From the CDC website at http://www.cdc.gov/nceh/drought/infectious.htm
Increases in infectious disease can be a direct consequence of drought.
- Viruses, protozoa, and bacteria can pollute both groundwater and surface water when rainfall decreases. People who get their drinking water from private wells may be at higher risk for drought-related infectious disease. Other groups also at increased risk include those who have underlying chronic conditions.
- Acute respiratory and gastrointestinal illnesses are more easily spread from person to person when hand washing is compromised by a perceived or real lack of available water. During water shortages, the risk for infectious disease increases when hygiene is not maintained.
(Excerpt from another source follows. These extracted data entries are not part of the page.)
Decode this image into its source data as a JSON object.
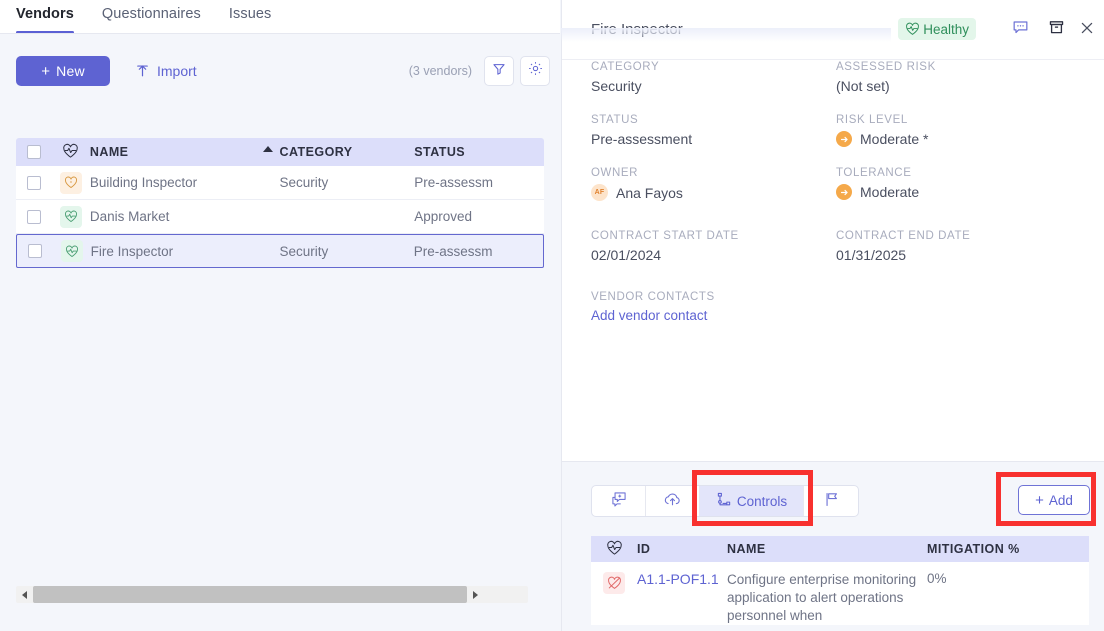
{
  "nav": {
    "tabs": [
      {
        "label": "Vendors",
        "active": true
      },
      {
        "label": "Questionnaires",
        "active": false
      },
      {
        "label": "Issues",
        "active": false
      }
    ]
  },
  "toolbar": {
    "new_label": "New",
    "new_plus": "+",
    "import_label": "Import",
    "import_icon": "upload-icon",
    "count_label": "(3 vendors)",
    "filter_icon": "filter-icon",
    "gear_icon": "gear-icon"
  },
  "vendor_grid": {
    "columns": {
      "health": "health-icon",
      "name": "NAME",
      "category": "CATEGORY",
      "status": "STATUS"
    },
    "sorted_by": "CATEGORY",
    "sort_direction": "ascending",
    "rows": [
      {
        "health": "heart-outline-icon",
        "health_color": "#e0a44a",
        "name": "Building Inspector",
        "category": "Security",
        "status": "Pre-assessm",
        "selected": false
      },
      {
        "health": "heart-pulse-icon",
        "health_color": "#4a9e73",
        "name": "Danis Market",
        "category": "",
        "status": "Approved",
        "selected": false
      },
      {
        "health": "heart-pulse-icon",
        "health_color": "#4a9e73",
        "name": "Fire Inspector",
        "category": "Security",
        "status": "Pre-assessm",
        "selected": true
      }
    ]
  },
  "scrollbar": {
    "left_arrow_icon": "triangle-left-icon",
    "right_arrow_icon": "triangle-right-icon"
  },
  "detail": {
    "title": "Fire Inspector",
    "status_badge": "Healthy",
    "status_badge_icon": "heart-pulse-icon",
    "status_badge_color": "#2f8f5b",
    "comment_icon": "comment-icon",
    "archive_icon": "archive-icon",
    "close_icon": "close-icon",
    "fields": [
      {
        "label": "CATEGORY",
        "value": "Security",
        "icon": null
      },
      {
        "label": "ASSESSED RISK",
        "value": "(Not set)",
        "icon": null
      },
      {
        "label": "STATUS",
        "value": "Pre-assessment",
        "icon": null
      },
      {
        "label": "RISK LEVEL",
        "value": "Moderate *",
        "icon": "arrow-right-badge"
      },
      {
        "label": "OWNER",
        "value": "Ana Fayos",
        "icon": "avatar",
        "initials": "AF"
      },
      {
        "label": "TOLERANCE",
        "value": "Moderate",
        "icon": "arrow-right-badge"
      },
      {
        "label": "CONTRACT START DATE",
        "value": "02/01/2024",
        "icon": null
      },
      {
        "label": "CONTRACT END DATE",
        "value": "01/31/2025",
        "icon": null
      }
    ],
    "vendor_contacts": {
      "label": "VENDOR CONTACTS",
      "link": "Add vendor contact"
    }
  },
  "lower": {
    "segments": [
      {
        "icon": "questionnaire-icon",
        "label": "",
        "active": false
      },
      {
        "icon": "cloud-upload-icon",
        "label": "",
        "active": false
      },
      {
        "icon": "controls-icon",
        "label": "Controls",
        "active": true
      },
      {
        "icon": "flag-icon",
        "label": "",
        "active": false
      }
    ],
    "add_button": {
      "plus": "+",
      "label": "Add"
    },
    "controls_table": {
      "columns": {
        "health": "health-icon",
        "id": "ID",
        "name": "NAME",
        "mitigation": "MITIGATION %"
      },
      "rows": [
        {
          "health": "heart-slash-icon",
          "id": "A1.1-POF1.1",
          "name": "Configure enterprise monitoring application to alert operations personnel when",
          "mitigation": "0%"
        }
      ]
    }
  },
  "annotations": {
    "controls_highlight": "red-rect-controls-tab",
    "add_highlight": "red-rect-add-button",
    "color": "#f8312f"
  }
}
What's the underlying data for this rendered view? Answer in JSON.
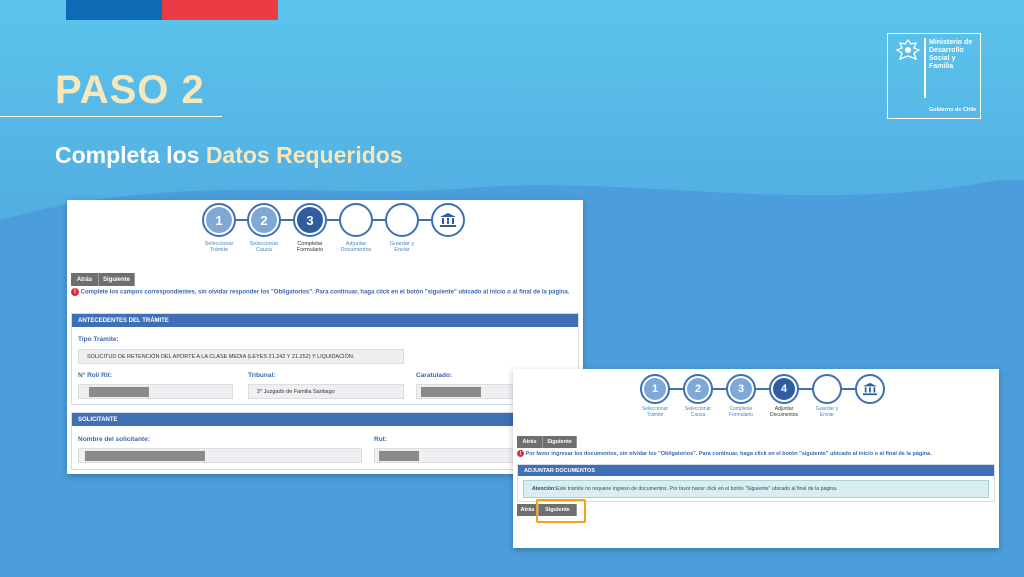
{
  "header": {
    "paso": "PASO 2",
    "subtitle_prefix": "Completa los ",
    "subtitle_highlight": "Datos Requeridos"
  },
  "gov_logo": {
    "ministry_lines": [
      "Ministerio de",
      "Desarrollo",
      "Social y",
      "Familia"
    ],
    "gobierno": "Gobierno de Chile"
  },
  "form_step3": {
    "steps": [
      {
        "number": "1",
        "label_lines": [
          "Seleccionar",
          "Trámite"
        ],
        "state": "done"
      },
      {
        "number": "2",
        "label_lines": [
          "Seleccionar",
          "Causa"
        ],
        "state": "done"
      },
      {
        "number": "3",
        "label_lines": [
          "Completar",
          "Formulario"
        ],
        "state": "current"
      },
      {
        "number": "",
        "label_lines": [
          "Adjuntar",
          "Documentos"
        ],
        "state": "todo"
      },
      {
        "number": "",
        "label_lines": [
          "Guardar y",
          "Enviar"
        ],
        "state": "todo"
      },
      {
        "number": "",
        "label_lines": [],
        "state": "icon"
      }
    ],
    "btn_back": "Atrás",
    "btn_next": "Siguiente",
    "warning": "Complete los campos correspondientes, sin olvidar responder los \"Obligatorios\". Para continuar, haga click en el botón \"siguiente\" ubicado al inicio o al final de la página.",
    "antecedentes": {
      "title": "ANTECEDENTES DEL TRÁMITE",
      "tipo_label": "Tipo Trámite:",
      "tipo_value": "SOLICITUD DE RETENCIÓN DEL APORTE A LA CLASE MEDIA (LEYES 21.242 Y 21.252) Y LIQUIDACIÓN.",
      "rol_label": "N° Rol/ Rit:",
      "tribunal_label": "Tribunal:",
      "tribunal_value": "2° Juzgado de Familia Santiago",
      "caratulado_label": "Caratulado:"
    },
    "solicitante": {
      "title": "SOLICITANTE",
      "nombre_label": "Nombre del solicitante:",
      "rut_label": "Rut:"
    }
  },
  "form_step4": {
    "steps": [
      {
        "number": "1",
        "label_lines": [
          "Seleccionar",
          "Trámite"
        ],
        "state": "done"
      },
      {
        "number": "2",
        "label_lines": [
          "Seleccionar",
          "Causa"
        ],
        "state": "done"
      },
      {
        "number": "3",
        "label_lines": [
          "Completar",
          "Formulario"
        ],
        "state": "done"
      },
      {
        "number": "4",
        "label_lines": [
          "Adjuntar",
          "Documentos"
        ],
        "state": "current"
      },
      {
        "number": "",
        "label_lines": [
          "Guardar y",
          "Enviar"
        ],
        "state": "todo"
      },
      {
        "number": "",
        "label_lines": [],
        "state": "icon"
      }
    ],
    "btn_back": "Atrás",
    "btn_next": "Siguiente",
    "warning": "Por favor ingresar los documentos, sin olvidar los \"Obligatorios\". Para continuar, haga click en el botón \"siguiente\" ubicado al inicio o al final de la página.",
    "adjuntar": {
      "title": "ADJUNTAR DOCUMENTOS",
      "notice_strong": "Atención:",
      "notice_text": " Este trámite no requiere ingreso de documentos. Por favor hacer click en el botón \"Siguiente\" ubicado al final de la página."
    },
    "btn_back_bottom": "Atrás",
    "btn_next_bottom": "Siguiente"
  },
  "colors": {
    "accent_blue": "#3f6fb5",
    "cream": "#f6e7bd",
    "highlight_orange": "#f2a31b",
    "warning_red": "#d9303f"
  }
}
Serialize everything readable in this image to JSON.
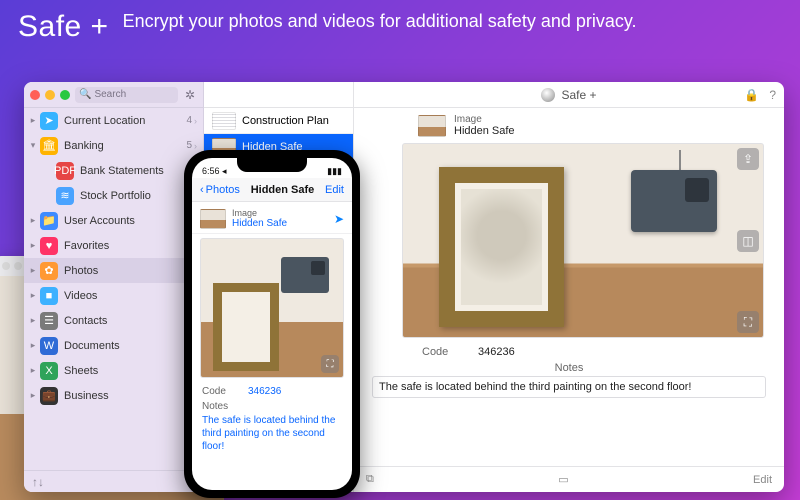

- E. coli and Salmonella are examples of bacteria that during drought can more readily contaminate food and cause infectious disease. Food can serve as a vehicle for disease transmission during a drought because water shortages can cause farmers to use recycled water to irrigate their fields and process the food they grow. When used to grow crops, improperly treated water can cause a host of infectious diseases (such as those caused by toxin-producing E. coli and Salmonella), which can be life-threatening for people in high-risk groups. In addition, the likelihood of surface runoff, which can occur when rain fails to penetrate the dry and compacted soil that often accompanies drought, can cause the inadvertent contamination of crops.
- Other infectious disease threats arise when drought leads to the contamination of surface waters and other types of water that are used for recreational purposes. When temperatures rise and rainfall declines, people are more likely to participate in water-related recreation. Persons exposed to contaminated recreational waters are more likely to become infected with pathogens that thrive in the shallow warm waters that exist during drought conditions.